Quizás debido a que salió posteriormente a la ganadora del Oscar “No Country for old men”, esta joya pasó sumamente desapercibida y eso que, para algunos puristas (valga la diplomacia), se trata de un legado aun mayor que la acreedora de la estatuilla. En todo caso “Burn after reading” nos muestra imagen tras imagen, la quintaesencia del cine de estos hermanos que es uno de los mayores aportes a las artes audiovisuales de nuestra era.
Así como nos hicieron vivir la glamorosa locura de Los Angeles en “The big Lebowsky”, el frenesí capitalista de Nueva York en “The hudsucker proxy” o el spleen monocromático de Fargo en “Fargo”, en esta ocasión nos transportan a la capital de los USA – es menester resaltar la fascinación que tienen estos directores por recorrer su país de origen en su travesía por el universo del cine –. Malkovitch, viejo funcionario de un servicio de inteligencia se ve desempleado por su dipsómano afán, su infiel e inescrupulosa mujer quiere el divorcio y una justa separación de bienes. En una confusión informática, un disco con información secreta cae en manos de un asistente de gimnasio que no está dispuesto a salir sin una tajada del asunto, acompañado por una señora solitaria y, en apariencia, inofensiva. Toda la trama ya está planteada, la película de espionaje perfecta está sobre el tablero y el espectador se sienta esperando el giro maestro. Pero (esa es la palabra que marca esa tendencia narrativa y estética en la propuesta coeniana) lastimosamente las cosas en la vida real, como en el cine de este par, no son siempre tan perfectas, los giros no son tan maestros, tan matemáticos, las mentes no son tan brillantes, las historias de unos se cruzan con las de otros, las consecuencias de los actos son imprevisibles por el actor de los mismos, el ser humano es débil, caprichoso, egocéntrico, inseguro, coqueto y, la mayor de las veces, estúpido. Pesimista perspectiva antropológica pero suficiente como para servir de base para una creación sublime (recordándonos la contrahecha humanidad que embellecía un tal Velásquez).
Una vez planteados los personajes, el suspenso y la tensión narrativa, las cosas empiezan a desencadenarse de una manera muy poco probable para un esquema narrativo clásico pero no para la vida tal y como es y, menos, para estos dos conocedores de la esencia humana. Sin entrar en detalles, “Burn after reading” se burla, de una manera genial, de los servicios de inteligencia: de su proceder, de su confiabilidad en una época no apta para guardar secretos (no me voy a prolongar recordándoles Wikileaks).

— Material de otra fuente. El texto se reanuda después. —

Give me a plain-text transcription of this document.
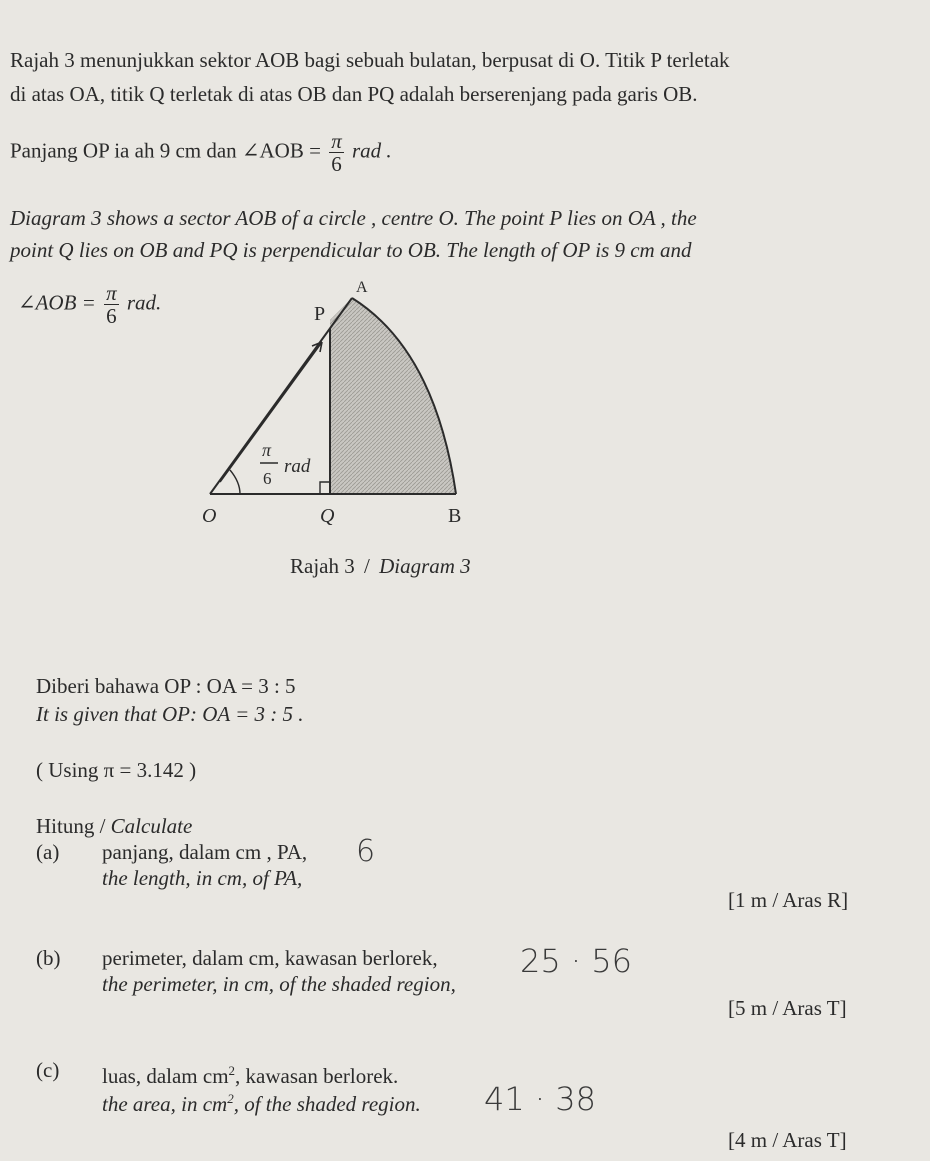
Rajah 3 menunjukkan sektor AOB bagi sebuah bulatan, berpusat di O. Titik P terletak
di atas OA, titik Q terletak di atas OB dan PQ adalah berserenjang pada garis OB.
Panjang OP ia ah 9 cm dan ∠AOB = $\frac{\pi}{6}$ rad .
Diagram 3 shows a sector AOB of a circle , centre O. The point P lies on OA , the
point Q lies on OB and PQ is perpendicular to OB. The length of OP is 9 cm and
∠AOB = $\frac{\pi}{6}$ rad.
A
P
O	Q	B
π
6
rad
Rajah 3 / Diagram 3
Diberi bahawa OP : OA = 3 : 5
It is given that OP: OA = 3 : 5 .
( Using π = 3.142 )
Hitung / Calculate
(a) panjang, dalam cm , PA,
the length, in cm, of PA,
6
[1 m / Aras R]
(b) perimeter, dalam cm, kawasan berlorek,
the perimeter, in cm, of the shaded region,
25 · 56
[5 m / Aras T]
(c) luas, dalam $cm^2$, kawasan berlorek.
the area, in $cm^2$, of the shaded region. 41 · 38
[4 m / Aras T]
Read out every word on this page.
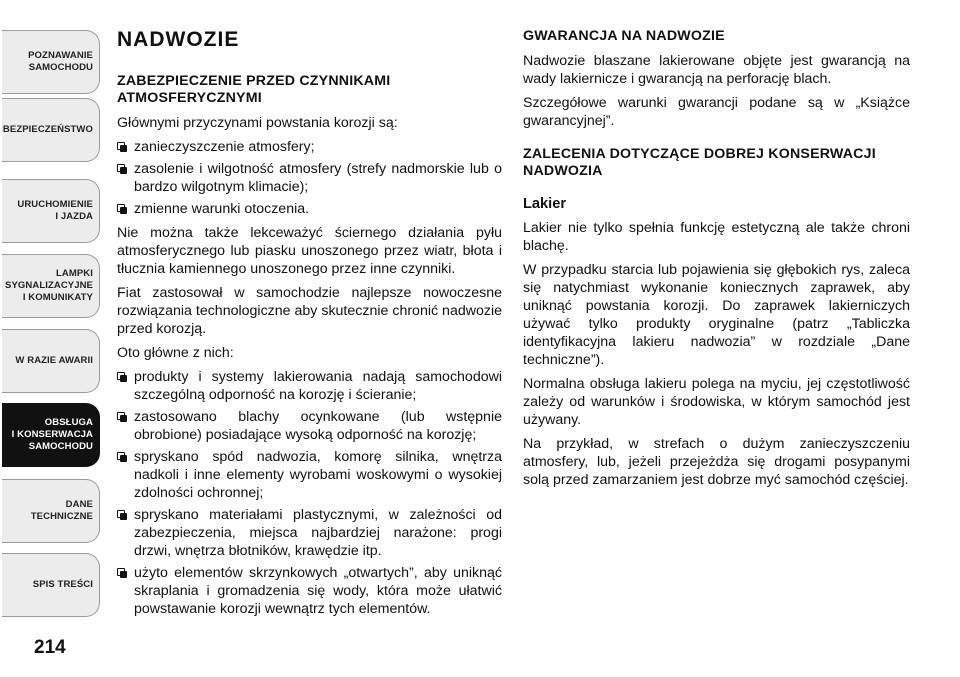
POZNAWANIE
SAMOCHODU
BEZPIECZEŃSTWO
URUCHOMIENIE
I JAZDA
LAMPKI
SYGNALIZACYJNE
I KOMUNIKATY
W RAZIE AWARII
OBSŁUGA
I KONSERWACJA
SAMOCHODU
DANE
TECHNICZNE
SPIS TREŚCI
214
NADWOZIE
ZABEZPIECZENIE PRZED CZYNNIKAMI ATMOSFERYCZNYMI

Głównymi przyczynami powstania korozji są:

zanieczyszczenie atmosfery;
zasolenie i wilgotność atmosfery (strefy nadmorskie lub o bardzo wilgotnym klimacie);
zmienne warunki otoczenia.

Nie można także lekceważyć ściernego działania pyłu atmosferycznego lub piasku unoszonego przez wiatr, błota i tłucznia kamiennego unoszonego przez inne czynniki.

Fiat zastosował w samochodzie najlepsze nowoczesne rozwiązania technologiczne aby skutecznie chronić nadwozie przed korozją.

Oto główne z nich:

produkty i systemy lakierowania nadają samochodowi szczególną odporność na korozję i ścieranie;
zastosowano blachy ocynkowane (lub wstępnie obrobione) posiadające wysoką odporność na korozję;
spryskano spód nadwozia, komorę silnika, wnętrza nadkoli i inne elementy wyrobami woskowymi o wysokiej zdolności ochronnej;
spryskano materiałami plastycznymi, w zależności od zabezpieczenia, miejsca najbardziej narażone: progi drzwi, wnętrza błotników, krawędzie itp.
użyto elementów skrzynkowych „otwartych”, aby uniknąć skraplania i gromadzenia się wody, która może ułatwić powstawanie korozji wewnątrz tych elementów.
GWARANCJA NA NADWOZIE

Nadwozie blaszane lakierowane objęte jest gwarancją na wady lakiernicze i gwarancją na perforację blach.

Szczegółowe warunki gwarancji podane są w „Książce gwarancyjnej”.

ZALECENIA DOTYCZĄCE DOBREJ KONSERWACJI NADWOZIA
Lakier

Lakier nie tylko spełnia funkcję estetyczną ale także chroni blachę.

W przypadku starcia lub pojawienia się głębokich rys, zaleca się natychmiast wykonanie koniecznych zaprawek, aby uniknąć powstania korozji. Do zaprawek lakierniczych używać tylko produkty oryginalne (patrz „Tabliczka identyfikacyjna lakieru nadwozia” w rozdziale „Dane techniczne”).

Normalna obsługa lakieru polega na myciu, jej częstotliwość zależy od warunków i środowiska, w którym samochód jest używany.

Na przykład, w strefach o dużym zanieczyszczeniu atmosfery, lub, jeżeli przejeżdża się drogami posypanymi solą przed zamarzaniem jest dobrze myć samochód częściej.
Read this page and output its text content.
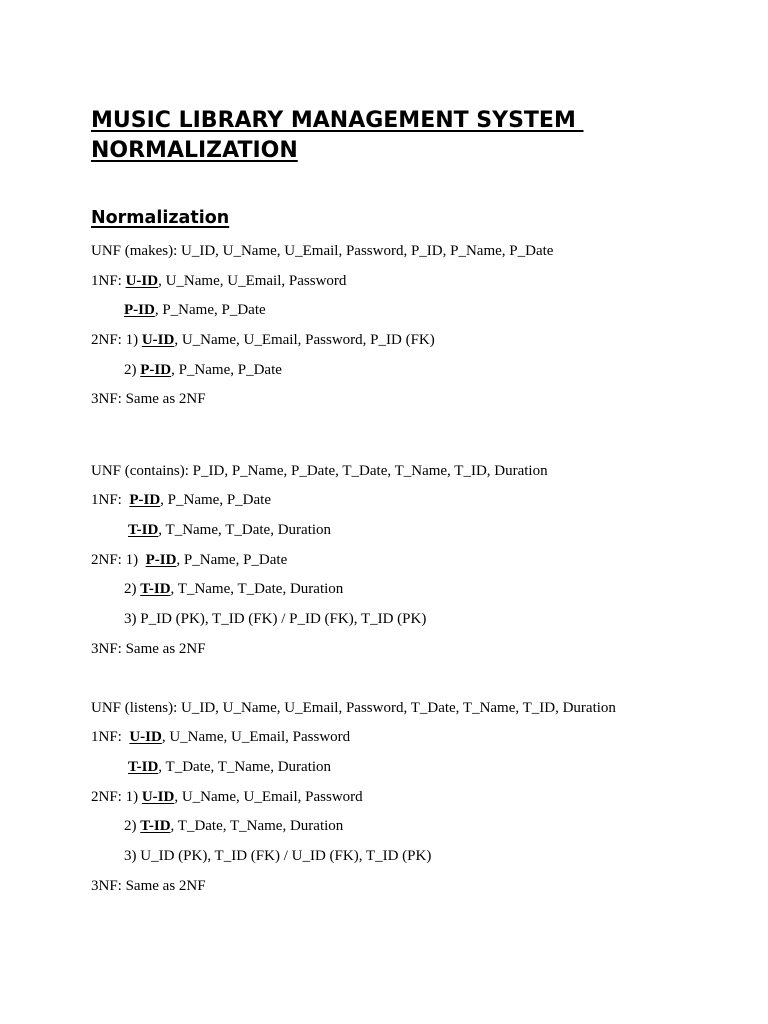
MUSIC LIBRARY MANAGEMENT SYSTEM
NORMALIZATION
Normalization

UNF (makes): U_ID, U_Name, U_Email, Password, P_ID, P_Name, P_Date

1NF: U-ID, U_Name, U_Email, Password

P-ID, P_Name, P_Date

2NF: 1) U-ID, U_Name, U_Email, Password, P_ID (FK)

2) P-ID, P_Name, P_Date

3NF: Same as 2NF

UNF (contains): P_ID, P_Name, P_Date, T_Date, T_Name, T_ID, Duration

1NF:  P-ID, P_Name, P_Date

T-ID, T_Name, T_Date, Duration

2NF: 1)  P-ID, P_Name, P_Date

2) T-ID, T_Name, T_Date, Duration

3) P_ID (PK), T_ID (FK) / P_ID (FK), T_ID (PK)

3NF: Same as 2NF

UNF (listens): U_ID, U_Name, U_Email, Password, T_Date, T_Name, T_ID, Duration

1NF:  U-ID, U_Name, U_Email, Password

T-ID, T_Date, T_Name, Duration

2NF: 1) U-ID, U_Name, U_Email, Password

2) T-ID, T_Date, T_Name, Duration

3) U_ID (PK), T_ID (FK) / U_ID (FK), T_ID (PK)

3NF: Same as 2NF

Sin artificios, plantean la (considerable) posibilidad de la injerencia del error, de las pasiones, de los irracionales consejos del bajo vientre, en los procedimientos institucionales más oficiales.
Revisando “Blood Simple”, “The Big Lebowsky” (casi un remake alucinado de “The Big Sleep” de Howard Hawks) y otras películas de este maravilloso corpus, se puede reconocer la pasión que tienen los Coen por el film noir, en el sentido ortodoxo del término. A veces, se deja ver, en sus historias, una obsesión por encontrar variaciones a las estructuras del género. Una de esas “estructuras” de la narrativa noir es, indudablemente, la femme fatale: esa mujer que deviene, por su belleza, sus encantos y el poder que aquello le otorga, en aquella emisaria de la fatalidad para ella misma y su entorno. En “Burn After Reading” esta experimentación narrativa alcanza niveles sumamente inesperados y nos presenta a Frances McDormand (que ya nos había mostrado algo de esta faceta en su tierna juventud en la opera prima de los hermanos) encarnando a una femme fatale inédita en la historia del cine y que, sin embargo, cuela perfectamente con el rol estructural de este paradigma: su ambición, su vanidad y su egoísmo, sirven de motor narrativo para los sucesos nefastos que acaecen. Cincuentona en búsqueda de ese quimérico self-respect, valor tan caro para una sociedad en exceso competitiva, se ve en la situación perfecta para mover los hilos a su favor y lo hará con la misma frialdad que una Ava Gardner, Jane Greer o Lauren Bacall en aquellos memorables clásicos del género.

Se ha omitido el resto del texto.